For the panna cotta,

Add cream, half and half, split vanilla bean, sugar and verbena to a medium size pot.  Bring to a boil slowly with out scorching, stirring occasionally.  Meanwhile mix water and gelatin together.  Once the mixture has come to a boil turn off and let it steep for a few minutes.  Then take a few ladles of cream mixture and stir into the gelatin to melt.  Add the gelatin mixture back into the rest of the cream mixture and stir well.  Then strain out the mixture into separate molds or into any specific mold you want to serve the panna cotta.  You can also pour on to a sheet pan and cut the pana cotta (which is what I did).  Once in the mold place in the refrigerator to cool and set completely (3 hours or more).

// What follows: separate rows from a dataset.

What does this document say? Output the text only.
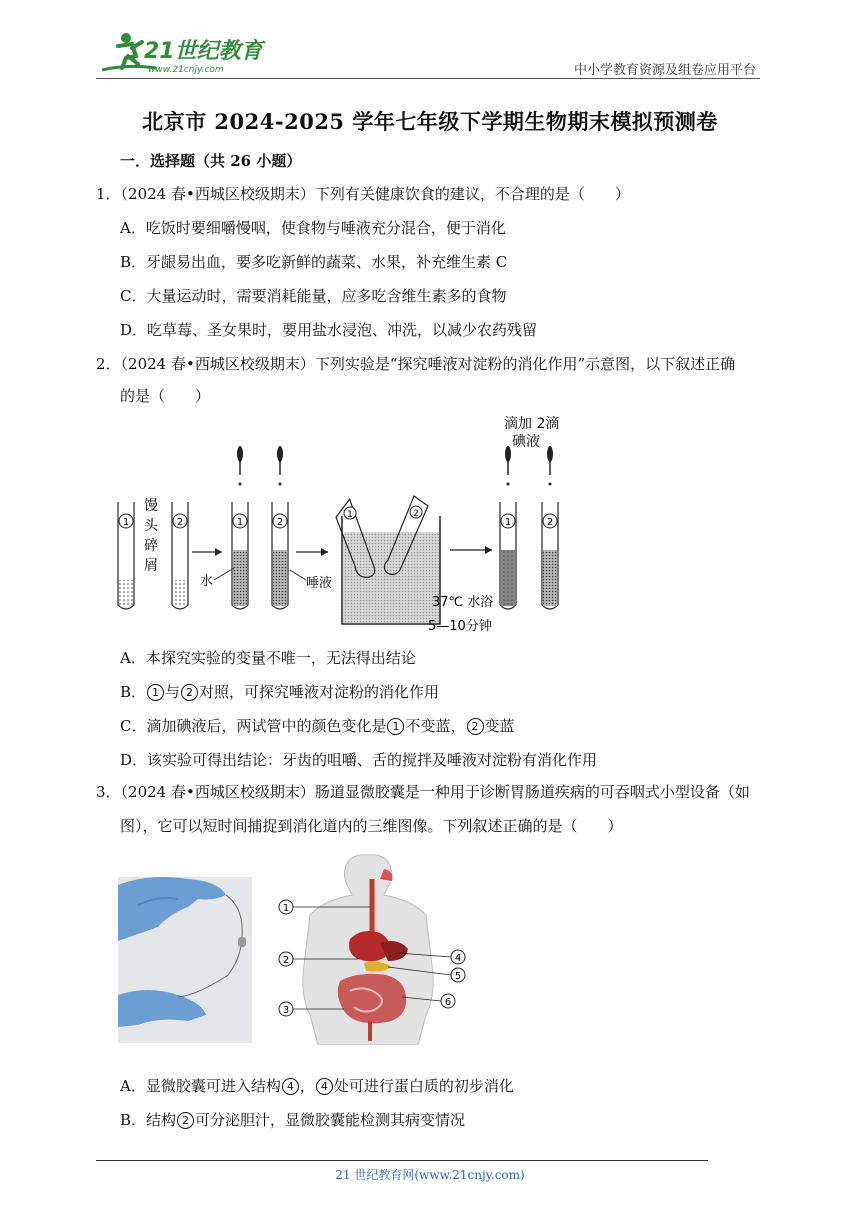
21世纪教育
www.21cnjy.com	中小学教育资源及组卷应用平台
北京市 2024-2025 学年七年级下学期生物期末模拟预测卷
一．选择题（共 26 小题）
1．（2024 春•西城区校级期末）下列有关健康饮食的建议，不合理的是（　　）
A．吃饭时要细嚼慢咽，使食物与唾液充分混合，便于消化
B．牙龈易出血，要多吃新鲜的蔬菜、水果，补充维生素 C
C．大量运动时，需要消耗能量，应多吃含维生素多的食物
D．吃草莓、圣女果时，要用盐水浸泡、冲洗，以减少农药残留
2．（2024 春•西城区校级期末）下列实验是“探究唾液对淀粉的消化作用”示意图，以下叙述正确
的是（　　）
1
馒
头
碎
屑
2	1
水
2
唾液
1	2
37℃ 水浴
5—10分钟
滴加 2滴
碘液
1	2
A．本探究实验的变量不唯一，无法得出结论
B． 1 与 2 对照，可探究唾液对淀粉的消化作用
C．滴加碘液后，两试管中的颜色变化是 1 不变蓝， 2 变蓝
D．该实验可得出结论：牙齿的咀嚼、舌的搅拌及唾液对淀粉有消化作用
3．（2024 春•西城区校级期末）肠道显微胶囊是一种用于诊断胃肠道疾病的可吞咽式小型设备（如
图），它可以短时间捕捉到消化道内的三维图像。下列叙述正确的是（　　）
1
2
3
4
5
6
A．显微胶囊可进入结构 4 ， 4 处可进行蛋白质的初步消化
B．结构 2 可分泌胆汁，显微胶囊能检测其病变情况
21 世纪教育网(www.21cnjy.com)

For the blueberry chamomile pudding,

Place blueberries, water, sugar in a pot.  Bring to a boil and then turn down to a simmer.  Add agar to the pot and stir cooking for about 5 minutes.  Then add the chamomile to the sauce and keep on low for about 3 minutes.  Then turn off the heat and let it steep another 3-5 minutes.  Then strain the sauce through a fine mesh sieve into a baking dish.  Place in the freezer for 30 minutes until set and cold.  Then roughly cut the sauce with a knife and place it all into the blender.  Blend smooth for about 30 seconds and place into a large squirt bottle.  Keep in the refrigerator until ready to use.

Preheat oven to 375

For the bitter almond

Place water, powdered sugar, cinnamon, nutmeg, and a pinch of salt in a bowl.  Mix well with a whisk.  Then fold in your bitter almonds.  Place on a sheet pan line with a silpat.  Place the pan in the oven and cook for about 15 minutes.  Stirring the nuts every 5 minuteswith a wooden spoon so the roast evenly.  Then take out and cool.

For the verjus honey glaze,

simply mix verjus and honey in a bowl and set aside.

To plate cut or take the panna cotta out of the mold you have chosen. Place a big dollop of blueberry pudding on the plate and smear with a pastry spatula.  Then add your pana cotta.  Crush up the bitter almonds and place next to the panna cotta on both sides.  Add your basil leaves, blueberries and flowers.  Drizzle the verjus honey glaze around the dish.  Serve and enjoy!